Just 10 years ago, in mid and late May 2009, the fighting between the Sri Lankan Army and the remaining Liberation Tigers of Tamil Eelan (LTTE) led by Veluppilai Pirabhakaren came to an end. The military struggle had begun in 1983, but its roots went back at least to Independence in 1948. The conflict between the Sinhalese and the Tamils had ebbed and flowed since the colonial period in disputes about legitimacy, language, economy, and policies on religion.
Since the armed conflict had a certain religious coloring – the Tamils being largely Hindus and the majority Sinhalese Buddhists – religious organizations, both national and international, tried to play a role as mediators; or, at least, proposed possible subjects ripe for mediation.
In the end, no offer of compromise was ever enough. All forms of moderation were seen as betrayal. The war continued with the last months being particularly destructive. The psychological wounds are deep. The healing of individual traumas with psycho-spiritual techniques remains a real priority, for the suffering of the war may sow the seeds of future unrest and a desire for revenge.
At the end of the armed conflict in 2009, the Association of World Citizens proposed a con-federal structure of government as a way of respecting differences in a pluralistic society while providing the possibilities of joint action. There is a need to develop government structures in which all citizens feel that they belong and that their interests are safeguarded.
Federal or con-federal forms of government were agreed to in the 1987 Indo-Sri Lanka Accord leading to the 13th Amendment to the Sri Lanka Constitution. The amendment provides for the establishment of provincial councils. Unfortunately, these Councils have never become functional.
It is my impression that in the past decade, there have not been the creative changes in the structure of government needed. Popular participation in government has not been developed.

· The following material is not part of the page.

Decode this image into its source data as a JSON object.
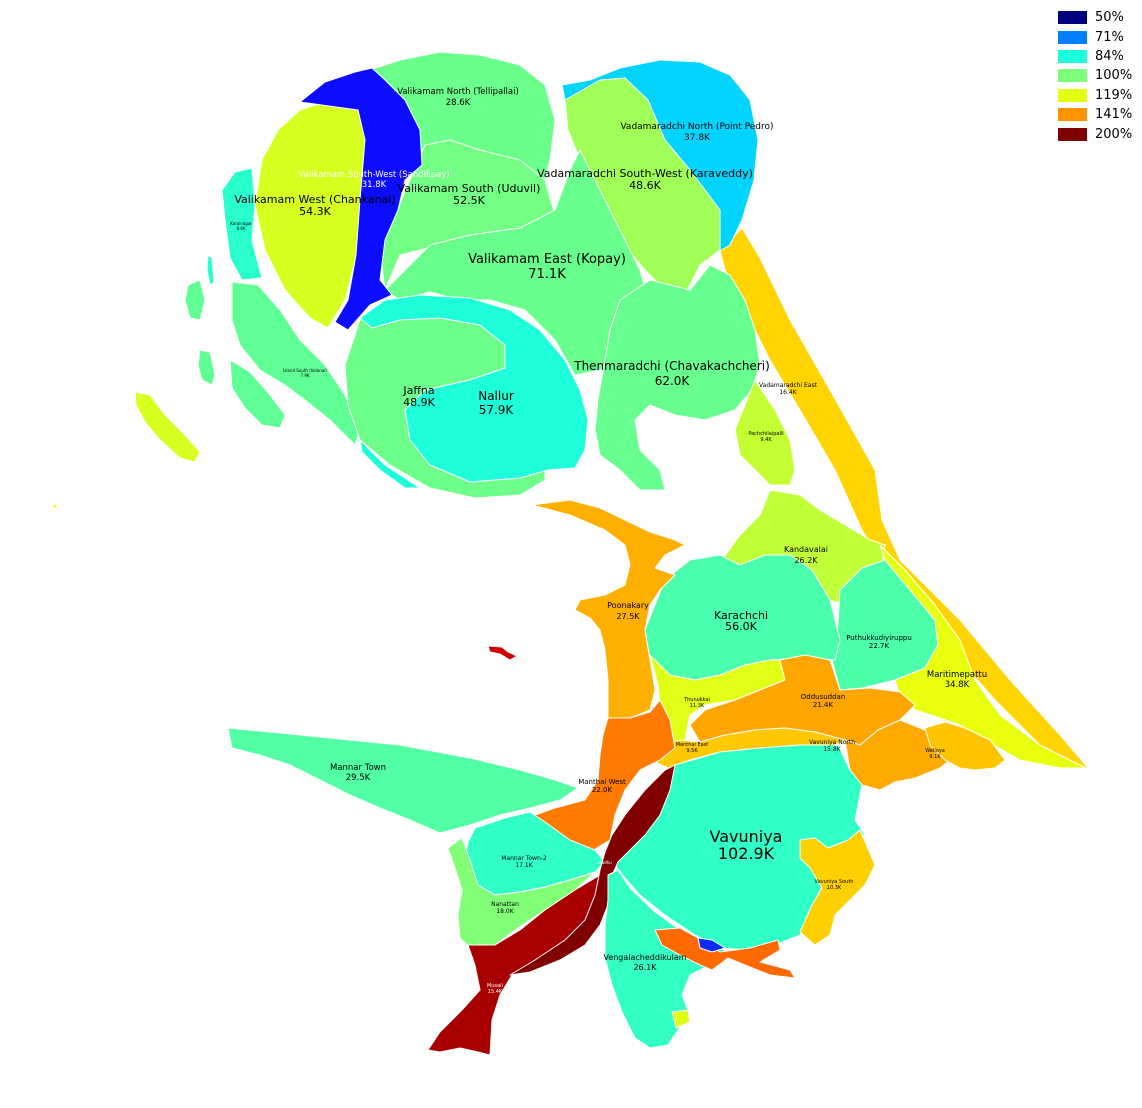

While the Sinhalese-Tamil tensions lent themselves to con-federal type proposals as the populations lived in relatively separate parts of the island, Christians and Muslims live spread out over the whole country. Thus, decentralized governmental structures are not an adequate policy for reconciliation. Rather, it is a modification of attitudes, values and individual actions which is needed. In many such conflicts based on attitudes and visions of “identity”, the Association of World Citizens stresses the importance of a quest for the Higher Self. This is an identity which first includes the individual’s current self-identity formed by nationality, social class, religious beliefs, sexual orientation, language and life experience. The Higher Self is more than the sum of these elements in the formation of identity. The Higher Self is formed by an interaction of the individual with what we can call a spiritual energy from which the individual consciousness arises. What the Chinese call the Tao. It is this Higher Self which is the ground of world citizenship, a sense of identity with all of humanity and a kinship with Nature which also arises from the same spiritual energy.
As has been said, it is difficult to solve problems on the same level from which gave rise to the problem. While Christian-Muslim dialogue is necessary in Sri Lanka, as elsewhere, it is only as the individual person moves beyond their self-identification as Christians or Muslims that a true harmonious society can grow.